Воевода и Раничев вздрогнули одновременно. Отчего воевода – неизвестно, вероятно, услыхав про князя, а вот Иван… ну отчего он – тоже понятно. Парень, убитый около усадьбы Колбяты. Из-за него все и началось… Погреб, угрозы, побег, и вот теперь – воеводский двор и нешуточная угроза пыток.

– Всех – обратно в башню, – подумав, распорядился воевода. – Да усилить стражу. – Он обернулся: – Коня мне!
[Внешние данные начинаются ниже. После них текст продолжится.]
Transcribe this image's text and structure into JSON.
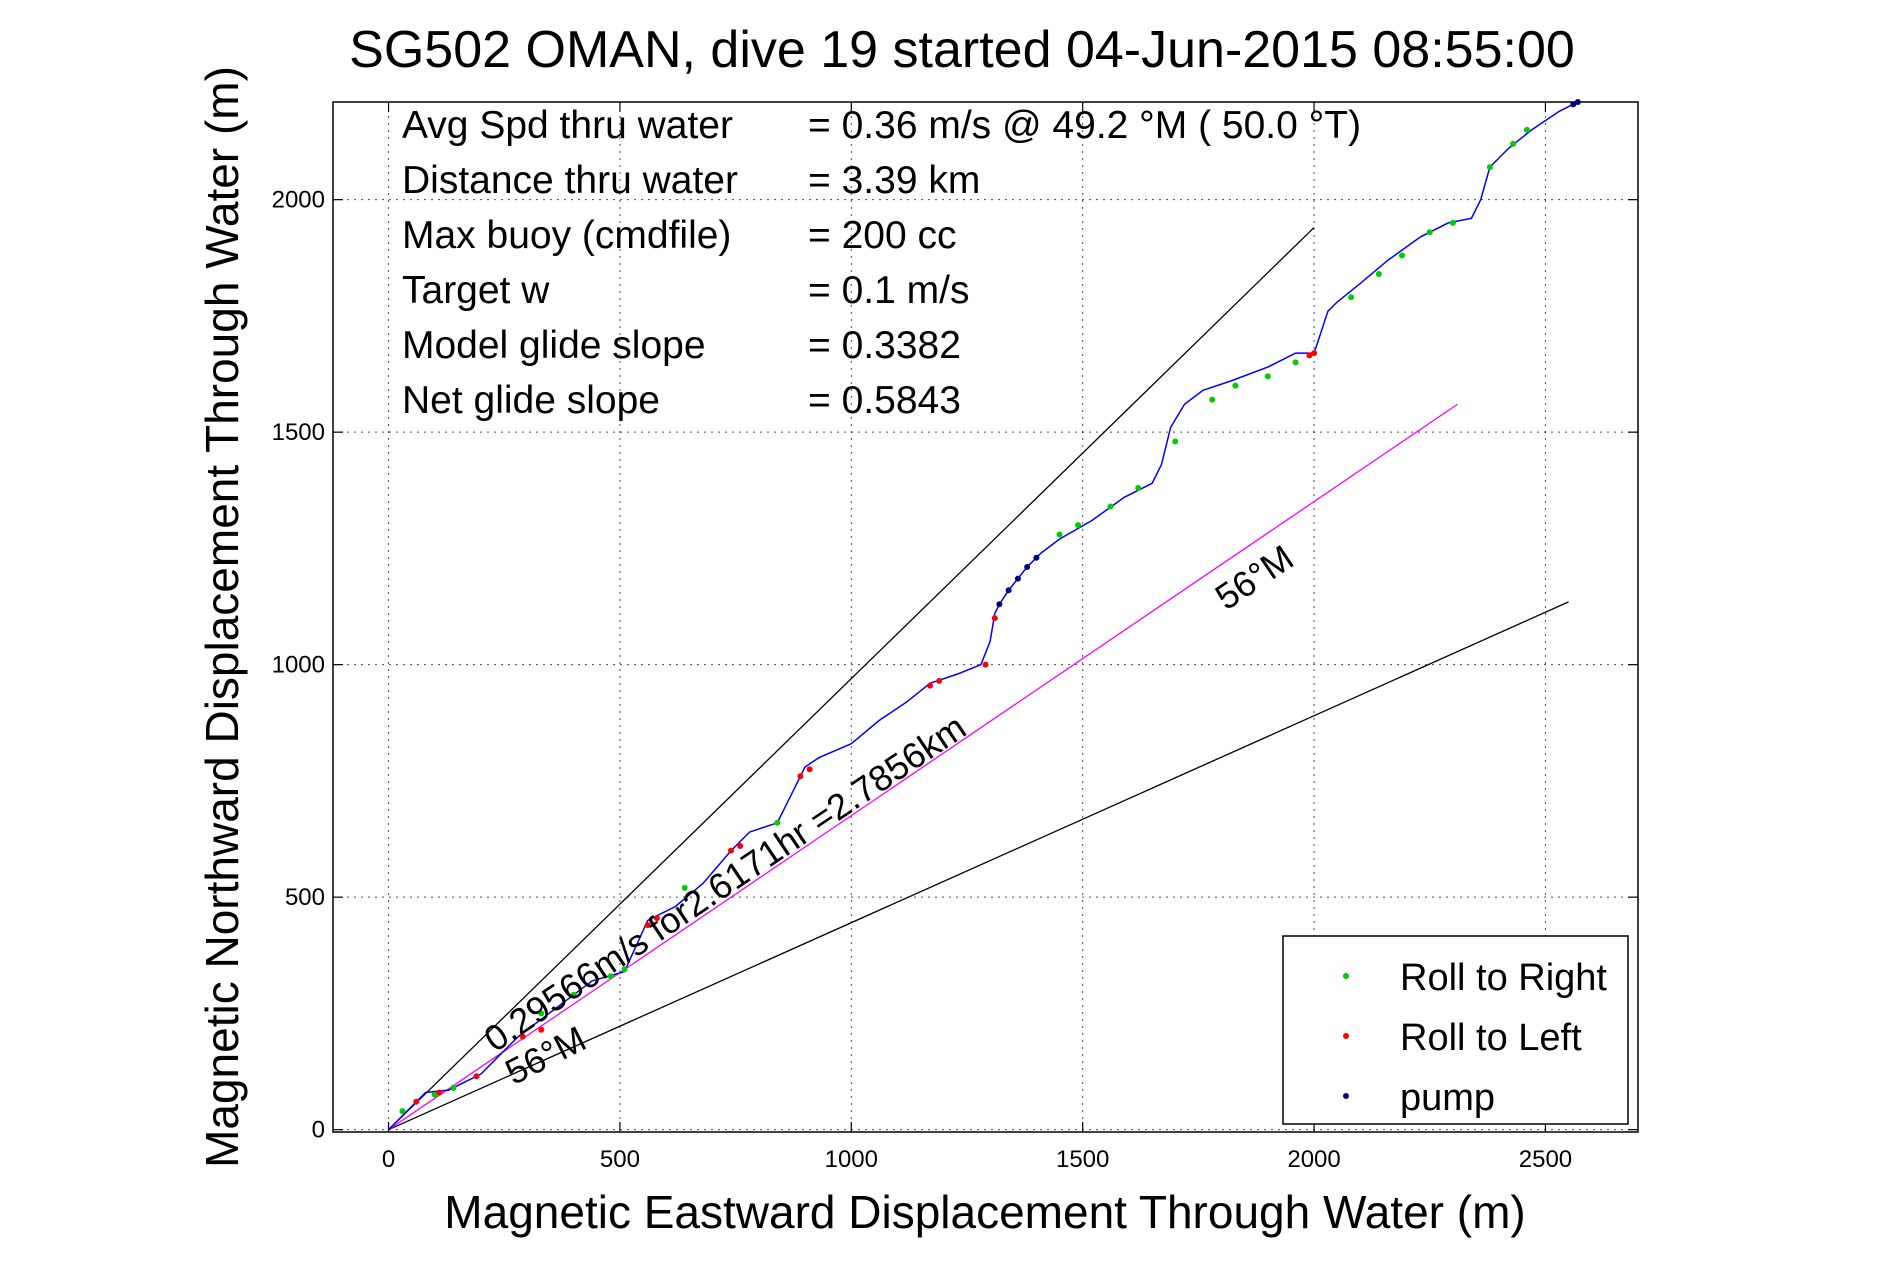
{
  "chart_data": {
    "type": "line",
    "title": "SG502 OMAN, dive 19 started 04-Jun-2015 08:55:00",
    "xlabel": "Magnetic Eastward Displacement Through Water (m)",
    "ylabel": "Magnetic Northward Displacement Through Water (m)",
    "xlim": [
      -120,
      2700
    ],
    "ylim": [
      -5,
      2210
    ],
    "xticks": [
      0,
      500,
      1000,
      1500,
      2000,
      2500
    ],
    "yticks": [
      0,
      500,
      1000,
      1500,
      2000
    ],
    "grid": true,
    "info_lines": [
      {
        "label": "Avg Spd thru water",
        "value": "=  0.36 m/s @  49.2 °M ( 50.0 °T)"
      },
      {
        "label": "Distance thru water",
        "value": "=  3.39 km"
      },
      {
        "label": "Max buoy (cmdfile)",
        "value": "= 200 cc"
      },
      {
        "label": "Target w",
        "value": "= 0.1 m/s"
      },
      {
        "label": "Model glide slope",
        "value": "= 0.3382"
      },
      {
        "label": "Net glide slope",
        "value": "= 0.5843"
      }
    ],
    "annotations": [
      {
        "text": "0.29566m/s for2.6171hr =2.7856km",
        "x": 230,
        "y": 165,
        "rotation_deg": 34
      },
      {
        "text": "56°M",
        "x": 270,
        "y": 95,
        "rotation_deg": 27
      },
      {
        "text": "56°M",
        "x": 1810,
        "y": 1115,
        "rotation_deg": 34
      }
    ],
    "guide_lines": [
      {
        "name": "upper-bound",
        "color": "#000000",
        "x": [
          0,
          2000
        ],
        "y": [
          0,
          1940
        ]
      },
      {
        "name": "lower-bound",
        "color": "#000000",
        "x": [
          0,
          2550
        ],
        "y": [
          0,
          1135
        ]
      },
      {
        "name": "current-heading",
        "color": "#ff00ff",
        "x": [
          0,
          2310
        ],
        "y": [
          0,
          1560
        ]
      }
    ],
    "track": {
      "color": "#0000ff",
      "x": [
        0,
        20,
        50,
        80,
        130,
        200,
        280,
        360,
        440,
        510,
        560,
        620,
        680,
        740,
        780,
        840,
        880,
        900,
        930,
        1000,
        1060,
        1120,
        1170,
        1230,
        1280,
        1300,
        1310,
        1320,
        1340,
        1380,
        1400,
        1410,
        1450,
        1520,
        1590,
        1650,
        1670,
        1690,
        1720,
        1760,
        1820,
        1900,
        1960,
        2000,
        2010,
        2030,
        2050,
        2100,
        2160,
        2230,
        2290,
        2340,
        2360,
        2380,
        2420,
        2470,
        2530,
        2570
      ],
      "y": [
        0,
        20,
        50,
        80,
        85,
        120,
        200,
        260,
        320,
        340,
        450,
        480,
        530,
        600,
        640,
        660,
        740,
        780,
        800,
        830,
        880,
        920,
        960,
        980,
        1000,
        1050,
        1110,
        1130,
        1160,
        1210,
        1230,
        1240,
        1270,
        1310,
        1360,
        1390,
        1430,
        1510,
        1560,
        1590,
        1610,
        1640,
        1670,
        1670,
        1700,
        1760,
        1780,
        1820,
        1870,
        1920,
        1950,
        1960,
        2000,
        2070,
        2110,
        2150,
        2190,
        2210
      ]
    },
    "series": [
      {
        "name": "Roll to Right",
        "color": "#00cc00",
        "x": [
          30,
          100,
          140,
          330,
          400,
          480,
          510,
          640,
          840,
          1450,
          1490,
          1560,
          1620,
          1700,
          1780,
          1830,
          1900,
          1960,
          2080,
          2140,
          2190,
          2250,
          2300,
          2380,
          2430,
          2460
        ],
        "y": [
          40,
          75,
          90,
          250,
          290,
          330,
          345,
          520,
          660,
          1280,
          1300,
          1340,
          1380,
          1480,
          1570,
          1600,
          1620,
          1650,
          1790,
          1840,
          1880,
          1930,
          1950,
          2070,
          2120,
          2150
        ]
      },
      {
        "name": "Roll to Left",
        "color": "#ff0000",
        "x": [
          60,
          110,
          190,
          290,
          330,
          560,
          580,
          740,
          760,
          890,
          910,
          1170,
          1190,
          1290,
          1310,
          1990,
          2000
        ],
        "y": [
          60,
          80,
          115,
          200,
          215,
          440,
          455,
          600,
          610,
          760,
          775,
          955,
          965,
          1000,
          1100,
          1665,
          1670
        ]
      },
      {
        "name": "pump",
        "color": "#000080",
        "x": [
          1320,
          1340,
          1360,
          1380,
          1400,
          2560,
          2570
        ],
        "y": [
          1130,
          1160,
          1185,
          1210,
          1230,
          2205,
          2210
        ]
      }
    ],
    "legend_position": "bottom-right"
  }
}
Слуга тут же подвел уже оседланного вороного красавца. Вскочив в седло, воевода взвил коня на дыбы и, с места переходя в галоп, скрылся в предупредительно распахнутых слугами воротах.

Салима – так и не утратившего неразговорчивость, как Раничев ни старался – вытащили из башни буквально через полчаса, а то и раньше. Видно, информация об убитом парне была чрезвычайно важной. Парень долго не отсутствовал – вернулся почти сразу, да не один, а с воинами – те быстро выгнали узников из башни:

– Проваливайте на все четыре стороны!

Скоморохи не заставили себя долго упрашивать, тут же и метнулись к воротам, пока стражи не передумали. Остановились, нетерпеливо переминаясь с ноги на ногу и дожидаясь, пока старый, не очень-то расторопный слуга распахнет тяжелые створки…

– Эй, вы, двое! – Раничев вздрогнул – так и знал, что добром все это не кончится, уж больно гладко шло, – обернулся: перед ними стоял воевода, без кольчуги, но при мече, в богатом кафтане синего, с искрой, аксамита поверх коричневато-желтой рубахи, в сапогах из мягкой козлиной кожи. Темные глаза его смотрели строго, борода воинственно топорщилась.

– Вы, вы, – указал он на Ивана с Ефимом. – Говорят, певцы да гудошники знатные? – Воевода усмехнулся: – Не врут, чай?

– Не врут, – с достоинством ответил Ефим. – Певцы мы с Иваном не из последних. – Он горделиво выпятил грудь. – Только вот незадача, играть не на чем: ни гудка, ни гуслей.

– Получите. И то и другое, – неожиданно вымолвил воевода. – Вечером будете петь в хоромах наместника Евсея Ольбековича, да смотрите мне, лицом в грязь не ударьте! Боярин страсть как до песен охоч.

– Понимаю! – Раничев чуть скривился в улыбке. – Сам такой. Споем, не переживай, воевода! Краснеть не придется.